AI Explained points out a critical part of the projected AI takeover in AI 2027 is based on AI being able to hack into AI servers and self-replicate. In order to do this, AI will require the capacity to undertake all tasks required, not just some. On this basis, AI Explained reckons AGI won't be capable of self-replication by 2030, let alone create a plethora of new robots by that time. This is where I get depressed again - AI Explained suggests the claims of AI 2027 are unlikely to come true in 2-3 years, the timeline is more likely to be a decade. Great, we have seven years longer than we thought before the world implodes.
However...it seems to me there is another limiting factor that is implied but not explicitly covered – the bigger picture of energy limitations. Where is all the new power going to come from (I wrote about this in Power-Hungry AI)? Increasing energy supply at scale doesn't happen fast – power plants, solar farms, wind farms, take a considerable amount of time to build. I don't see anything in AI 2027 about supply of the necessary, ever-increasing, energy. If the authors missed out something so fundamental, does that mean their greater reasoning could be flawed?

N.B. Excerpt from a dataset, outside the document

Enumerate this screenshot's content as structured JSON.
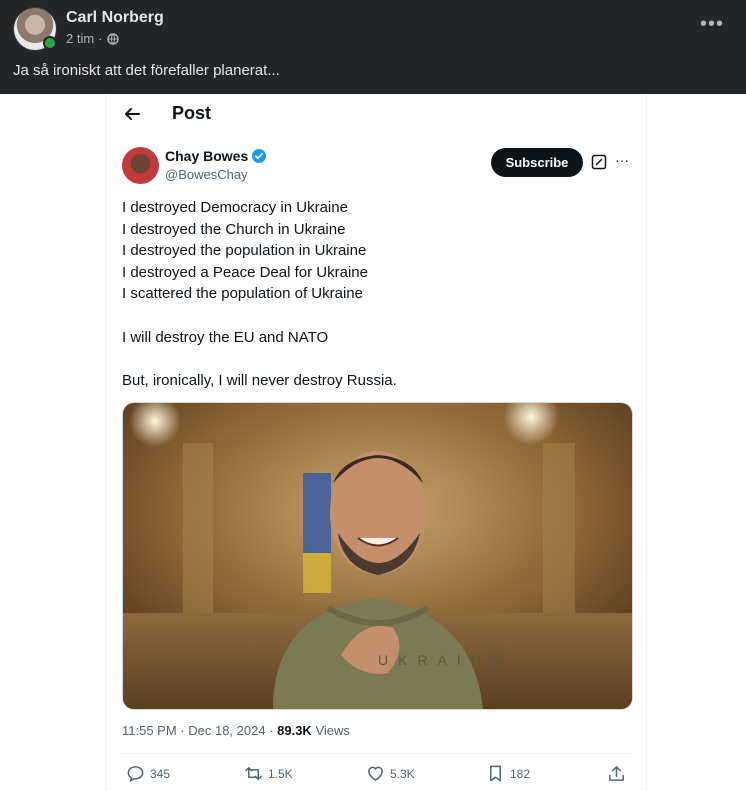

Allied, the AI 2027 authors are focused on the competition being a race between the USA and China. It feels like an old-world focus – are there really no other countries with any significant stake in the AI race? The UK, Germany, France, Israel, Sweden and India are also rapidly developing AI capabilities. Could there be a significant wiggle factor if one or more of these countries develops powerful AI capability? Might they catch up with the US if the current economic instability there propagates?
Finally, I found the end-points of the scenarios glib. Are we really destined either for tech-utopia or total annihilation? Isn't there a middle ground? What might that look like? My guess is the middle ground is where we are heading. That's less depressing, isn't it?